REGGIO EMILIA 7 DICEMBRE 2017 Riorganizzazione della rete basata ora su figure specializzate per segmento di clientela e nuovi
servizi a disposizione dei consulenti per affrontare le esigenze di tutti i clienti, anche imprenditori,
in ottica Mifid II. Sono queste le principali novità per i prossimi mesi della rete dei consulenti
finanziari Credem guidata dal direttore commerciale Moris Franzoni, presentate nei giorni
scorsi nel corso di un evento a cui hanno partecipato oltre 500 consulenti finanziari.
Nel corso dell’incontro, che si è tenuto a Bologna con la partecipazione della direzione
commerciale dell’istituto e delle società del gruppo, è stata inoltre ribadita la centralità della
consulenza finanziaria nelle strategie di sviluppo delle quote di mercato della banca.
Confermata inoltre la validità del modello di business della rete, primo esempio di forte sinergia
banca rete in Italia dal 2000, basato sulla completa integrazione tra il consulente e le filiali della
banca su tutto il territorio nazionale. Il consulente finanziario della rete Credem può infatti
collocare non solo i prodotti di gestione del risparmio ma anche tutti i prodotti bancari
tradizionali, dalla carta di credito al conto corrente, dal leasing al factoring, per arrivare fino ai
prestiti, ampliando in questo modo le proprie fonti di remunerazione.

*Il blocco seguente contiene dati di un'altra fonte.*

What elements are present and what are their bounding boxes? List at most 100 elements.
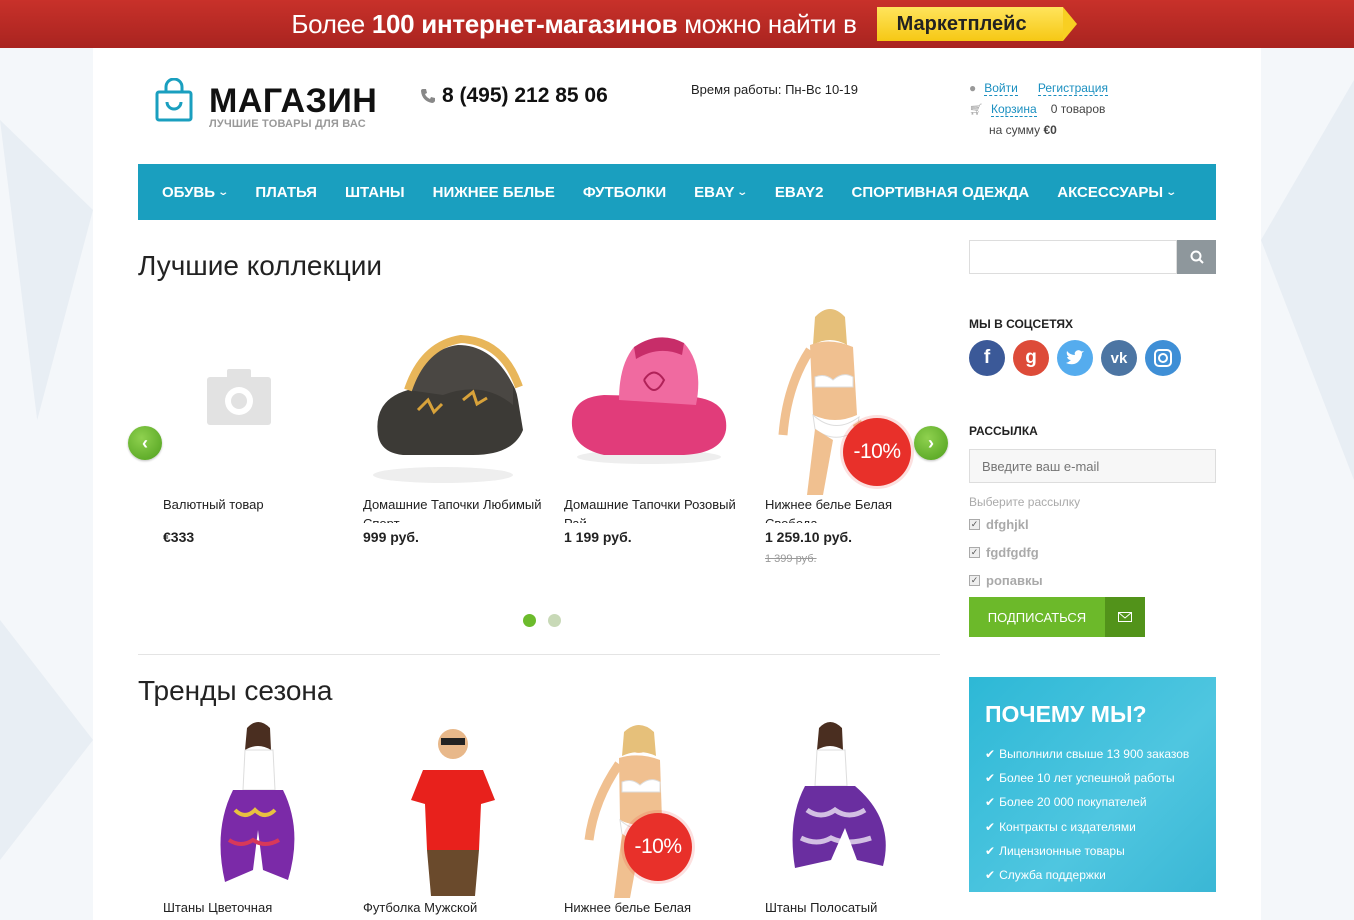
product-price: 1 259.10 руб.: [765, 529, 853, 545]
newsletter-option[interactable]: ✓ fgdfgdfg: [969, 545, 1039, 560]
check-icon: ✔: [985, 795, 996, 810]
collections-title: Лучшие коллекции: [138, 250, 383, 281]
section-divider: [138, 654, 940, 655]
envelope-icon: [1105, 597, 1145, 637]
search-form: [969, 240, 1216, 274]
camera-icon: [207, 369, 271, 425]
product-card[interactable]: -10% Нижнее белье Белая Свобода 1 259.10…: [765, 305, 945, 565]
search-input[interactable]: [969, 240, 1177, 274]
product-name[interactable]: Штаны Цветочная: [163, 898, 343, 920]
product-name[interactable]: Нижнее белье Белая Свобода: [765, 495, 945, 523]
product-price: 999 руб.: [363, 529, 419, 545]
product-name[interactable]: Футболка Мужской: [363, 898, 543, 920]
background-shape: [0, 620, 93, 860]
carousel-prev-button[interactable]: ‹: [128, 426, 162, 460]
nav-item-underwear[interactable]: НИЖНЕЕ БЕЛЬЕ: [433, 184, 555, 201]
product-image[interactable]: -10%: [765, 305, 945, 495]
check-icon: ✔: [985, 843, 996, 858]
register-link[interactable]: Регистрация: [1037, 81, 1108, 96]
product-price: 1 199 руб.: [564, 529, 632, 545]
product-name[interactable]: Домашние Тапочки Любимый Спорт: [363, 495, 543, 523]
check-icon: ✔: [985, 868, 996, 883]
account-block: ● Войти Регистрация 🛒︎ Корзина 0 товаров…: [969, 81, 1108, 137]
chevron-down-icon: ⌄: [217, 186, 230, 198]
why-us-item: ✔ Выполнили свыше 13 900 заказов: [985, 747, 1190, 762]
model-pants-image: [792, 722, 886, 868]
nav-item-ebay[interactable]: EBAY ⌄: [694, 184, 749, 201]
nav-item-tshirts[interactable]: ФУТБОЛКИ: [583, 184, 666, 201]
check-icon: ✔: [985, 747, 996, 762]
checkbox-checked[interactable]: ✓: [969, 519, 980, 530]
twitter-icon[interactable]: [1057, 340, 1093, 376]
cart-count: 0 товаров: [1050, 102, 1106, 116]
product-card[interactable]: Штаны Цветочная: [163, 720, 343, 920]
model-pants-image: [220, 722, 295, 882]
subscribe-label: ПОДПИСАТЬСЯ: [969, 597, 1105, 637]
search-button[interactable]: [1177, 240, 1216, 274]
product-image[interactable]: [363, 720, 543, 898]
product-image[interactable]: -10%: [564, 720, 744, 898]
nav-item-sportswear[interactable]: СПОРТИВНАЯ ОДЕЖДА: [852, 184, 1030, 201]
promo-banner[interactable]: Более 100 интернет-магазинов можно найти…: [0, 0, 1354, 48]
product-card[interactable]: Домашние Тапочки Любимый Спорт 999 руб.: [363, 305, 543, 545]
working-hours: Время работы: Пн-Вс 10-19: [691, 82, 858, 97]
product-name[interactable]: Нижнее белье Белая: [564, 898, 744, 920]
why-us-block: ПОЧЕМУ МЫ? ✔ Выполнили свыше 13 900 заказ…: [969, 677, 1216, 892]
check-icon: ✔: [985, 771, 996, 786]
choose-newsletter-label: Выберите рассылку: [969, 495, 1081, 509]
nav-item-ebay2[interactable]: EBAY2: [775, 184, 824, 201]
carousel-dot[interactable]: [523, 614, 536, 627]
product-card[interactable]: Валютный товар €333: [163, 305, 343, 545]
cart-icon: 🛒︎: [969, 103, 983, 116]
checkbox-checked[interactable]: ✓: [969, 547, 980, 558]
logo-title[interactable]: МАГАЗИН: [209, 82, 377, 121]
social-heading: МЫ В СОЦСЕТЯХ: [969, 317, 1074, 331]
sale-badge: -10%: [624, 813, 692, 881]
carousel-pagination: [523, 614, 561, 627]
promo-text: Более 100 интернет-магазинов можно найти…: [291, 8, 857, 39]
product-image[interactable]: [163, 720, 343, 898]
cart-link[interactable]: Корзина: [990, 102, 1037, 117]
model-tshirt-image: [411, 729, 495, 896]
vk-icon[interactable]: vk: [1101, 340, 1137, 376]
product-card[interactable]: Домашние Тапочки Розовый Рай 1 199 руб.: [564, 305, 744, 545]
email-field[interactable]: [969, 449, 1216, 483]
product-image[interactable]: [765, 720, 945, 898]
check-icon: ✔: [985, 819, 996, 834]
product-image-placeholder[interactable]: [163, 305, 343, 495]
cart-sum: на сумму €0: [989, 123, 1057, 137]
phone-number[interactable]: 8 (495) 212 85 06: [420, 84, 608, 108]
logo[interactable]: [155, 78, 193, 122]
google-plus-icon[interactable]: g: [1013, 340, 1049, 376]
facebook-icon[interactable]: f: [969, 340, 1005, 376]
why-us-item: ✔ Лицензионные товары: [985, 843, 1125, 858]
nav-item-shoes[interactable]: ОБУВЬ ⌄: [162, 184, 230, 201]
background-shape: [0, 120, 93, 420]
nav-item-accessories[interactable]: АКСЕССУАРЫ ⌄: [1057, 184, 1178, 201]
product-name[interactable]: Валютный товар: [163, 495, 343, 523]
marketplace-button[interactable]: Маркетплейс: [876, 7, 1077, 41]
nav-item-dresses[interactable]: ПЛАТЬЯ: [255, 184, 317, 201]
product-price: €333: [163, 529, 195, 545]
chevron-down-icon: ⌄: [1165, 186, 1178, 198]
instagram-icon[interactable]: [1145, 340, 1181, 376]
trends-title: Тренды сезона: [138, 675, 333, 706]
product-image[interactable]: [363, 305, 543, 495]
product-card[interactable]: Штаны Полосатый: [765, 720, 945, 920]
product-card[interactable]: Футболка Мужской: [363, 720, 543, 920]
login-link[interactable]: Войти: [984, 81, 1018, 96]
chevron-down-icon: ⌄: [736, 186, 749, 198]
product-card[interactable]: -10% Нижнее белье Белая: [564, 720, 744, 920]
product-name[interactable]: Штаны Полосатый: [765, 898, 945, 920]
nav-item-pants[interactable]: ШТАНЫ: [345, 184, 405, 201]
subscribe-button[interactable]: ПОДПИСАТЬСЯ: [969, 597, 1145, 637]
checkbox-checked[interactable]: ✓: [969, 575, 980, 586]
carousel-dot[interactable]: [548, 614, 561, 627]
phone-icon: [421, 89, 435, 103]
product-image[interactable]: [564, 305, 744, 495]
newsletter-option[interactable]: ✓ dfghjkl: [969, 517, 1029, 532]
product-name[interactable]: Домашние Тапочки Розовый Рай: [564, 495, 744, 523]
newsletter-option[interactable]: ✓ ропавкы: [969, 573, 1043, 588]
main-nav: ОБУВЬ ⌄ ПЛАТЬЯ ШТАНЫ НИЖНЕЕ БЕЛЬЕ ФУТБОЛК…: [138, 164, 1216, 220]
why-us-item: ✔ Более 10 лет успешной работы: [985, 771, 1175, 786]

“La rete dei consulenti finanziari Credem contribuisce per oltre il 20% nella
produzione di nuove masse e clienti ed insieme al private banking
rappresenta le aree di wealth management su cui il Gruppo Credem punterà
nei prossimi anni”, ha dichiarato Moris Franzoni, direttore commerciale
consulenti finanziari Credem (foto a destra). “Sulla consulenza finanziaria
in particolare”, ha aggiunto Franzoni, “investiremo fortemente in sistemi
tecnologici a supporto del professionista e del suo cliente. Riteniamo che il
modello di business della nostra rete, integrata in un gruppo bancario
completo, sia particolarmente rilevante anche in vista della prossima
introduzione di Mifid 2 che porterà una probabile riduzione delle revenues dei consulenti dal core
business degli investimenti”.
In quest’ottica, nel corso dell’incontro di Bologna è stato presentato il network dei “global
financial planner”, ruolo che permetterà al consulente Credem di proporre ai clienti un servizio
globale, intercettando le esigenze in modo completo con la collaborazione di tutte le reti dedicate
già presenti in Credem.
“Prendendo come esempio la figura dell’imprenditore”, ha aggiunto Franzoni, “che è il motore
dell’economia italiana, il consulente potrà offrire servizi sia per la gestione ordinaria sia per quella
straordinaria. Ad esempio, per quanto riguarda il finanziamento tramite la cessione del quinto ai
dipendenti dell’azienda, il consulente potrà essere assistito dallo specialista in tale area di
business ed affiancato dal collega gestore delle aziende corporate. Cosi come per l’eventuale
finanziamento in leasing per beni personali o dell’azienda di cui e il soggetto economico. Inoltre,
tramite il sistema del double accounting sul performance management, sia il consulente
finanziario sia il collega delle altre reti svilupperanno la sinergia utile per offrire un servizio
globale di elevato standing. Queste sono solo alcune opportunità”, continua Franzoni, “che
permetteranno al consulente finanziario Credem di aumentare le sue provvigioni con forme di
retrocessioni permanenti e durature per tutta la durata del rapporto”.